Дневник – большое подспорье… — страница 40 из 60

«Под конец она окружала себя мальчиками и прокручивала одну и ту же пластинку».

Все это для АА, для ее памяти, чрезвычайно опасно, потому что Над. Як. – большой авторитет. Где, как и кто будет ее опровергать? Она со всеми в ссоре (кроме меня, потому что я, помня ташкентские лжи и двуличия, в Москве и после примирения с АА, твердо решила не общаться с Н. Я., и это решение выполнила).

Наверное там много лжей и неправд и обо всех, и обо мне, но это уж пусть. А вот как с АА быть? не знаю. Но ведь это – наша обязанность. Потом некому будет.


12 января 71, Москва. Вчера вечером мне пришлось поехать к Эмме Григорьевне. Разговор о моих отрывках из Дневника для печати – отрывки мне противны ложью умолчания о «Реквиеме»; и вопрос, что делать с Надеждой Яковлевной, которая пишет какие-то чудовищные враки об АА и ее друзьях.
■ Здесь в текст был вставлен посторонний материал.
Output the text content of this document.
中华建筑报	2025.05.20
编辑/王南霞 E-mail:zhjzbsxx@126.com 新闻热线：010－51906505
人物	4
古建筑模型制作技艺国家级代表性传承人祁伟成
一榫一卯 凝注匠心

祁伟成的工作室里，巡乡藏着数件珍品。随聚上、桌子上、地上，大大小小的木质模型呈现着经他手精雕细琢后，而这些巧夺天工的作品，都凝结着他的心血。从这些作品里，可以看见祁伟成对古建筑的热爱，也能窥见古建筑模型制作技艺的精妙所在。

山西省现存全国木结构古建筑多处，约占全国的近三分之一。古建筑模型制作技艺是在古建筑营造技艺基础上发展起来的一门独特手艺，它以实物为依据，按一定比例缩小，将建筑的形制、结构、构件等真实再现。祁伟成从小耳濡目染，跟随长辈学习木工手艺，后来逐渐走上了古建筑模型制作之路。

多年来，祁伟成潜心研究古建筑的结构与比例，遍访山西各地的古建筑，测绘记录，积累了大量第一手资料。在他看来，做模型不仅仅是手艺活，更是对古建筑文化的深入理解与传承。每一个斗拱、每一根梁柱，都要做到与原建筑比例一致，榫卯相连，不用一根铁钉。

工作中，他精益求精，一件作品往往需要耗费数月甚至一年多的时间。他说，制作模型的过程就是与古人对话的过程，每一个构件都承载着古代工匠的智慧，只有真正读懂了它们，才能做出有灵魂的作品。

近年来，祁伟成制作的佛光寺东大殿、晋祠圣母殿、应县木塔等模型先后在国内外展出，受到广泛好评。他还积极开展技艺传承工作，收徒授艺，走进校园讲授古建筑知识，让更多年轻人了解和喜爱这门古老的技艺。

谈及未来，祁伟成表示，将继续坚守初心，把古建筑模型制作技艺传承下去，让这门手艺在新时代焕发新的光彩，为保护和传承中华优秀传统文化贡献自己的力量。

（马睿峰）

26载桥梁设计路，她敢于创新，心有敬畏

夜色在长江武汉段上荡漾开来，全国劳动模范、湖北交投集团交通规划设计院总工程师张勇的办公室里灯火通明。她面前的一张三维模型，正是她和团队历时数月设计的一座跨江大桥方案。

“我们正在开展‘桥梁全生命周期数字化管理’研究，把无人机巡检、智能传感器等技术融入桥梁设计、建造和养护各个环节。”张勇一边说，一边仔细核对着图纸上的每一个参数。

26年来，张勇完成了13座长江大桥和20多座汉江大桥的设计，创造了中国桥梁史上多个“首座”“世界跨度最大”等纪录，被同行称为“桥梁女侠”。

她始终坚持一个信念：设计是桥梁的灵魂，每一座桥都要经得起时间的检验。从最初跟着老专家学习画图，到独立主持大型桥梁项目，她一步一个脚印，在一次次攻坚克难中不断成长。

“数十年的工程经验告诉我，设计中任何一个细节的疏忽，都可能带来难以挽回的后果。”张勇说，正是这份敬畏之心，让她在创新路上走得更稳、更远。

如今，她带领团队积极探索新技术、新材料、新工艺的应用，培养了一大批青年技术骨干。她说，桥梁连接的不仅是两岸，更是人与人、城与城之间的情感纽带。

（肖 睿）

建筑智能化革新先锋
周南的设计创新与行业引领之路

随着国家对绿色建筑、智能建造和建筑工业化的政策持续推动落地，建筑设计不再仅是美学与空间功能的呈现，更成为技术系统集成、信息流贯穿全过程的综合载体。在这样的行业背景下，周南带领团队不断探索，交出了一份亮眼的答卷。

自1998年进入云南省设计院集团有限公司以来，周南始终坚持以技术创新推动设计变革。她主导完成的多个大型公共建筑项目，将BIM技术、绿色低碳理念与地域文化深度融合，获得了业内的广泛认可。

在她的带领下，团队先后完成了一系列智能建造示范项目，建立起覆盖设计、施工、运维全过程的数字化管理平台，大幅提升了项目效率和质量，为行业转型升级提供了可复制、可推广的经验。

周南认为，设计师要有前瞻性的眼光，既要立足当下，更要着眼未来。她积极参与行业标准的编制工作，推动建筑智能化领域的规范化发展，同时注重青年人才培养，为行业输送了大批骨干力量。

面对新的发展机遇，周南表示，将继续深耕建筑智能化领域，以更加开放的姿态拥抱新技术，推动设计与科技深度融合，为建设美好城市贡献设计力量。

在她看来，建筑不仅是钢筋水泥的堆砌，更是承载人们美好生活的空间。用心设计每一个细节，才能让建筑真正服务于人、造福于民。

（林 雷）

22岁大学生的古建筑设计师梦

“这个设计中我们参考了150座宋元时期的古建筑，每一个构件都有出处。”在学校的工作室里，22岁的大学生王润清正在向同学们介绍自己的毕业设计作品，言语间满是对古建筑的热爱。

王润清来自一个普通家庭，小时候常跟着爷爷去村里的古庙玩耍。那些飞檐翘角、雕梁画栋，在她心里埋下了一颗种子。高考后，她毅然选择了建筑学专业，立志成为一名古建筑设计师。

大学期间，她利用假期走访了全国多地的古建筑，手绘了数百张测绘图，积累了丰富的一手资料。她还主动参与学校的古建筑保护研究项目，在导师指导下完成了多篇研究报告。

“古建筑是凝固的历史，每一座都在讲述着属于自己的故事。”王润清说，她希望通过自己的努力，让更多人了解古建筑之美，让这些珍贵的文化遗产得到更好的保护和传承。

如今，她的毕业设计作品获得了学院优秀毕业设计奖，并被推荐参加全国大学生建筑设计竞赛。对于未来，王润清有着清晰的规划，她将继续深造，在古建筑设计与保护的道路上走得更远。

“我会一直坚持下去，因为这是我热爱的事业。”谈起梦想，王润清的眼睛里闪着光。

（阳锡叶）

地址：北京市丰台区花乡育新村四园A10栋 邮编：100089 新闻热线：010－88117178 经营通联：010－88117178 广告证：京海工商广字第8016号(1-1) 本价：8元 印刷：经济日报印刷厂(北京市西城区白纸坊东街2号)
Эмма Григорьевна прочла мне отрывки. Ну и ну! Я еще в Ташкенте поняла. что Надежда Яковлевна хоть и умна, и талантлива, и гонима, но плохой человек. Так и есть. Теперь она пишет об АА Бог знает что, а опровергать негде – даже и в Самиздате не – потому что она все время меняет варианты, что-то уничтожает, что-то пускает по рукам и пр.

Образчик:

«В последние годы АА бродила в Москве от подруги к подруге. Поселяясь в комнате хозяйки, она быстро отучала ее туда заходить, захлопывая дверь перед ее носом, так что та еле успевала отскакивать».

Что делать, мы не выдумали.


31/1 71. Сейчас позвонила из Ленинграда Шура: скончался после операции В. М. Жирмунский… Ушла еще одна сила: не такая могучая, как Дед, не такая добрая как Фрида, а все же сила и добрая.

И как это худо для нас – для АА! Хуже не придумаешь.


13 февраля, суббота, Переделкино. Еще одного встретила хорошего человека.

Ольга Васильевна[367] уже 2 недели назад назначила в Библиотеке «вечер поэзии» для девятиклассников Чоботовской школы – не зная, какой поэзии, но – галочку поставить. Потом хватала за фалды Акима, Берестова, Инну Лиснянскую… Нет. Наконец, остался 1 день. Я решила сама просить Межирова[368].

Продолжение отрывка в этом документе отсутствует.